C’est arrivé d’un coup. Un matin, en vous réveillant, vous vous étiez dit qu’il fallait que ça cesse. Assez de vous morfondre dans votre coin. Vous alliez oser une bonne fois pour toutes et faire la cour à la princesse. Et avec un peu de chance, elle serait séduite par votre charme.

Une autre fiction interactive historique aujourd’hui : Ma princesse adorée, de Hugo Labrande, est un jeu dont la première version a été écrite en deux heures et le seul — au moment de l’écriture de l’article — à avoir reçu le label qualité Mimèsis.

Cela signifie donc que sa qualité technique est censée être irréprochable, et sa réalisation, très soignée. Voyons si c’est bien le cas, et si cette fiction interactive possède d’autres qualités.

Séduire la princesse

L’histoire de Ma princesse adorée se déroule dans une ville type médiéval-fantastique, et le but est de trouver un moyen de séduire le personnage éponyme, inaccessible dans son château. Il n’est pas indiqué explicitement comment le joueur est censé y arriver, mais les étapes à réaliser sont amenées de manière naturelle au fur et à mesure ; on ne se sent jamais perdu.

Le jeu possède également un système de sortilèges rudimentaire. Rien d’extraordinaire, mais bien implanté : on obtient toujours des réponses satisfaisantes  lorsqu’on essaie de lancer un sort sur un objet insolite ou devant une personne.

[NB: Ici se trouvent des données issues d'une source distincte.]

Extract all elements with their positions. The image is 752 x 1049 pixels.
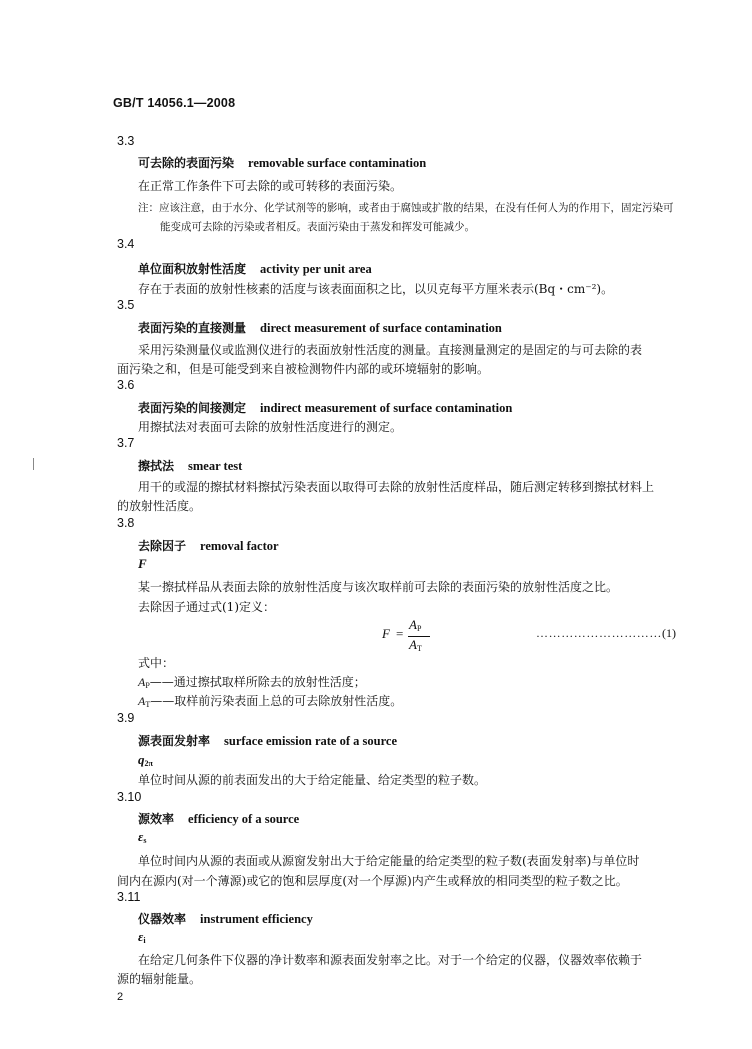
term-en: smear test [188, 459, 243, 473]
equation-label: (1) [662, 626, 676, 640]
section-number: 3.4 [117, 237, 135, 251]
note: 能变成可去除的污染或者相反。表面污染由于蒸发和挥发可能减少。 [160, 221, 475, 233]
section-number: 3.6 [117, 378, 135, 392]
formula-intro: 去除因子通过式(1)定义： [138, 600, 275, 614]
definition: 单位时间内从源的表面或从源窗发射出大于给定能量的给定类型的粒子数(表面发射率)与单位时 [138, 854, 640, 868]
definition: 在给定几何条件下仪器的净计数率和源表面发射率之比。对于一个给定的仪器，仪器效率依赖于 [138, 953, 643, 967]
term-symbol: $q_{2\pi}$ [138, 752, 153, 768]
term-zh: 可去除的表面污染 [138, 156, 235, 170]
margin-mark [33, 458, 34, 470]
term-en: removable surface contamination [248, 156, 427, 170]
legend-symbol: $A_T$ [138, 694, 151, 709]
term-zh: 去除因子 [138, 539, 187, 553]
section-number: 3.11 [117, 890, 141, 904]
term-heading [138, 457, 242, 474]
term-heading [138, 154, 426, 171]
section-number: 3.9 [117, 711, 135, 725]
definition: 用干的或湿的擦拭材料擦拭污染表面以取得可去除的放射性活度样品，随后测定转移到擦拭材料上 [138, 480, 655, 494]
term-en: direct measurement of surface contamination [260, 321, 502, 335]
legend-symbol: $A_P$ [138, 675, 150, 690]
definition: 在正常工作条件下可去除的或可转移的表面污染。 [138, 179, 403, 193]
term-en: activity per unit area [260, 262, 372, 276]
definition: 采用污染测量仪或监测仪进行的表面放射性活度的测量。直接测量测定的是固定的与可去除的表 [138, 343, 643, 357]
term-heading [138, 537, 279, 554]
note: 注：应该注意，由于水分、化学试剂等的影响，或者由于腐蚀或扩散的结果，在没有任何人为的作用下，固定污染可 [138, 202, 674, 214]
term-zh: 仪器效率 [138, 912, 187, 926]
definition: 间内在源内(对一个薄源)或它的饱和层厚度(对一个厚源)内产生或释放的相同类型的粒子数之比。 [117, 874, 628, 888]
term-zh: 源效率 [138, 812, 175, 826]
formula-numerator: $A_P$ [409, 617, 422, 633]
term-symbol: $\varepsilon_s$ [138, 829, 147, 845]
term-en: surface emission rate of a source [224, 734, 398, 748]
term-heading [138, 810, 299, 827]
page-number: 2 [117, 991, 124, 1003]
legend-item: $A_P——$通过擦拭取样所除去的放射性活度； [138, 675, 366, 690]
term-en: efficiency of a source [188, 812, 300, 826]
term-en: instrument efficiency [200, 912, 313, 926]
term-heading [138, 399, 512, 416]
definition: 单位时间从源的前表面发出的大于给定能量、给定类型的粒子数。 [138, 773, 487, 787]
term-symbol: $\varepsilon_i$ [138, 929, 146, 945]
definition: 用擦拭法对表面可去除的放射性活度进行的测定。 [138, 420, 403, 434]
term-symbol: F [138, 556, 147, 571]
definition: 某一擦拭样品从表面去除的放射性活度与该次取样前可去除的表面污染的放射性活度之比。 [138, 580, 619, 594]
term-en: removal factor [200, 539, 279, 553]
leader-dots: ………………………… [536, 626, 662, 640]
section-number: 3.8 [117, 516, 135, 530]
legend-item: $A_T——$取样前污染表面上总的可去除放射性活度。 [138, 694, 403, 709]
definition: 的放射性活度。 [117, 499, 202, 513]
term-zh: 表面污染的直接测量 [138, 321, 247, 335]
section-number: 3.5 [117, 298, 135, 312]
term-zh: 擦拭法 [138, 459, 175, 473]
formula-denominator: $A_T$ [409, 637, 422, 653]
term-heading [138, 319, 502, 336]
term-zh: 单位面积放射性活度 [138, 262, 247, 276]
formula-equals: = [396, 626, 404, 641]
definition: 面污染之和，但是可能受到来自被检测物件内部的或环境辐射的影响。 [117, 362, 490, 376]
definition: 存在于表面的放射性核素的活度与该表面面积之比，以贝克每平方厘米表示(Bq・cm⁻²)。 [138, 282, 614, 296]
term-zh: 表面污染的间接测定 [138, 401, 247, 415]
document-header: GB/T 14056.1—2008 [113, 96, 236, 110]
equation-number [536, 626, 676, 641]
term-heading [138, 732, 397, 749]
section-number: 3.7 [117, 436, 135, 450]
formula-lhs: F [382, 626, 390, 641]
definition: 源的辐射能量。 [117, 972, 202, 986]
where-label: 式中： [138, 656, 175, 670]
term-heading [138, 260, 372, 277]
term-heading [138, 910, 313, 927]
term-zh: 源表面发射率 [138, 734, 211, 748]
section-number: 3.3 [117, 134, 135, 148]
term-en: indirect measurement of surface contamination [260, 401, 513, 415]
section-number: 3.10 [117, 790, 142, 804]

Le thème romantique ne plaira pas à tous le monde, et le monde n’est pas très grand et fouillé, mais cela reste subjectif.

Une bonne rejouabilité

Il y a bien sûr plusieurs façons d’arriver à ses fins : où trouver l’argent pour acheter cet instrument tant convoité ? Comment attirer l’attention de la princesse et la rejoindre sur son balcon ? Attention cependant, certains dénouements pourraient être désastreux pour le personnage — mais très drôles pour le joueur.

On s’amuse donc à rejouer pour parcourir les différents cheminements possibles ; il est néanmoins dommage qu’il soit impossible de prévoir les conséquences finales de ses actes. Il faut donc pas mal d’essais-erreurs pour arriver à la bonne fin. Ceci est à relativiser cependant, car le jeu est assez court.

Enfin, les plus perfectionnistes pourront essayer d’atteindre le score maximal, même si cela n’est pas non plus très difficile. Certains trouveront peut-être répétitif de devoir refaire le jeu plusieurs fois, mais j’ai personnellement passé un bon moment.

Une réalisation exemplaire

Enfin, la grande question : le label est-il un gage de qualité ?

Le jeu est très bien réalisé : tous les objets évidents — ou moins évidents — sont implantés, je n’ai jamais reçu de réponse inappropriées… Mieux encore, l’auteur a pensé à beaucoup de situations possibles, ce qui fait qu’il y a plusieurs variantes pour une même réponse en fonction des circonstances.

L’écriture, quant à elle, est bonne. Ce n’est pas de la grande littérature, mais c’est bien écrit, drôle, sans fautes.

Je suis quasiment certain qu’il s’agit de la meilleure fiction interactive en français en terme de réalisation. On a donc au final un très bon jeu, surtout quand on considère que la version initiale a été écrite en deux heures. S’il n’obtient pas la note parfaite, c’est tout simplement parce qu’il ne s’agit pas d’un « grand » jeu, qui deviendrait instantanément un classique.

Conclusion

Les plus Les moins
  • Réalisation irréprochable ;
  • Plusieurs solutions aux énigmes, et plusieurs fins amusantes.
  • Aucun ? Peut-être que le thème ne plaira pas à tout le monde. Ce n’est pas non plus un « grand » jeu.